Emilia Scharfe • Funambolo

A CURA DI
Gabi Scardi

A partire dal 25.09.2007

Un platano grande e altissimo cresciuto in una piccola corte dell’edificio che ospita C/O careof, la sua presenza vitale e possente, ma armoniosa, la sua architettura magnifica, il tronco forte, i rami tesi, la corteccia animata da una colorazione mobile, emotiva. Questo albero Emilia Scharfe ha voluto cingere con un gesto protettivo, assertivo; l’ha voluto abbracciare, se n’è impadronita. Alla felicità della visione è seguito un progetto che si è tradotto in un’impegnativa prova: intrecciando 2000 metri di corda di cocco, l’artista ha avvolto l’albero di una rete appositamente tramata, come una sorta di seconda pelle.

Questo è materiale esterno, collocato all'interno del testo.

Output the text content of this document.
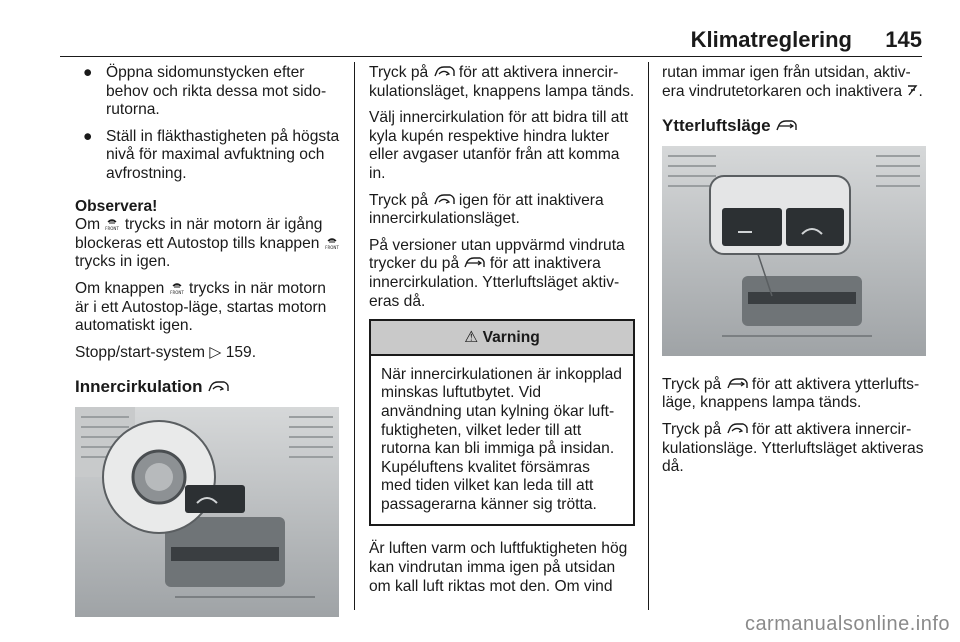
Klimatreglering 145
● Öppna sidomunstycken efter behov och rikta dessa mot sidorutorna.
● Ställ in fläkthastigheten på högsta nivå för maximal avfuktning och avfrostning.
Observera!

Om FRONT trycks in när motorn är igång blockeras ett Autostop tills knappen FRONT
trycks in igen.

Om knappen FRONT trycks in när motorn är i ett Autostop-läge, startas motorn automatiskt igen.

Stopp/start-system ▷ 159.

Innercirkulation

Tryck på för att aktivera innercirkulationsläget, knappens lampa tänds.

Välj innercirkulation för att bidra till att kyla kupén respektive hindra lukter eller avgaser utanför från att komma in.

Tryck på igen för att inaktivera innercirkulationsläget.

På versioner utan uppvärmd vindruta trycker du på för att inaktivera innercirkulation. Ytterluftsläget aktiveras då.

⚠ Varning
När innercirkulationen är inkopplad minskas luftutbytet. Vid användning utan kylning ökar luftfuktigheten, vilket leder till att rutorna kan bli immiga på insidan. Kupéluftens kvalitet försämras med tiden vilket kan leda till att passagerarna känner sig trötta.

Är luften varm och luftfuktigheten hög kan vindrutan imma igen på utsidan om kall luft riktas mot den. Om vind

rutan immar igen från utsidan, aktivera vindrutetorkaren och inaktivera .

Ytterluftsläge

Tryck på för att aktivera ytterluftsläge, knappens lampa tänds.

Tryck på för att aktivera innercirkulationsläge. Ytterluftsläget aktiveras då.

carmanualsonline.info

Il materiale di cui l’ha vestito è organico, fibroso, il colore è caldo e naturale; la tecnica utilizzata è quella, antica, dell’uncinetto, attività femminile per eccellenza, pratica tradizionale, semplice, legata a una manualità minuziosa, al gesto abile e paziente, all’attenzione, alla concentrazione; tutte caratteristiche che la tecnica dell’uncinetto ha mantenuto in questo lavoro di Emilia Scharfe, addizionate però della fatica dovuta al passaggio dal filo sottile alla corda di cocco, normalmente utilizzata nell’agricoltura, e dal micro di lavori tipici della clausura domestica al macro di un’opera di proporzioni ambientali. Il lavoro si è andato sviluppando lentamente. La fitta trama che Emilia Scharfe ha realizzato ha finito per avvolgere tronco e rami fino a un’altezza di diversi metri. A stretto contatto con l’albero, in giorni e giorni di lavoro, l’artista ha annodato la corda seguendo la forma sensuosa. Rivestirlo ha infatti significato mettersi in risonanza, percorrerlo ed esplorarlo, come a conoscerne le irregolarità, la forma fisica, a scoprirne i nodi e le curve. E’ stato un processo faticoso ma anche poetico, che le ha consentito di esperire la relazione con l’albero nella sua pienezza. Un processo lento, tanto importante in sé quanto l’esito raggiunto. Il risultato è un abito carezzevole che ne asseconda le forme, una protettiva corazza, una stretta che lega, una camicia di forza che costringe.

L’utilizzo dell’intreccio e del cucito, non nuovo per Emilia Scharfe, può essere inteso in questo caso come capace di trasporre lo sviluppo lento ma costante dell’albero e, più in generale, i tempi lunghi della natura e dei processi formativi, cognitivi, relazionali. Ma anche come metafora dell'intersecarsi di regni diversi della natura, l’umano e il vegetale.
Il girare intorno all’albero per rivestirlo di corda anello dopo anello esprime anche la concentricità dei cerchi che si producono nel tronco con la crescita e ne indicano l’età. L’opera è effimera: realizzata in materiale organico e lasciata in balia degli agenti atmosferici è destinata a a deteriorarsi fino all’esaurimento, facendo propria la temporalità che è della vita.
Vestito, legato ma non certo domato, l’albero continuerà d’altra parte a crescere. E la sua seconda corteccia da avvolgente diventerà prima o poi troppo stretta. Comincerà allora una lotta. La consapevolezza della provvisorietà dello stato di grazia e della trazione che si produrrà induce un vago senso di tensione; lo stesso che anima molte opere di Emilia Scharfe: oggetti morbidi ma in qualche modo crudeli, indumenti da indossare ma anche trappole che ingabbiano e costringono. Funambolo è un’opera viva sebbene statica, mimetica sebbene scultorea, monumentale, ma ben lontana da ogni retorica.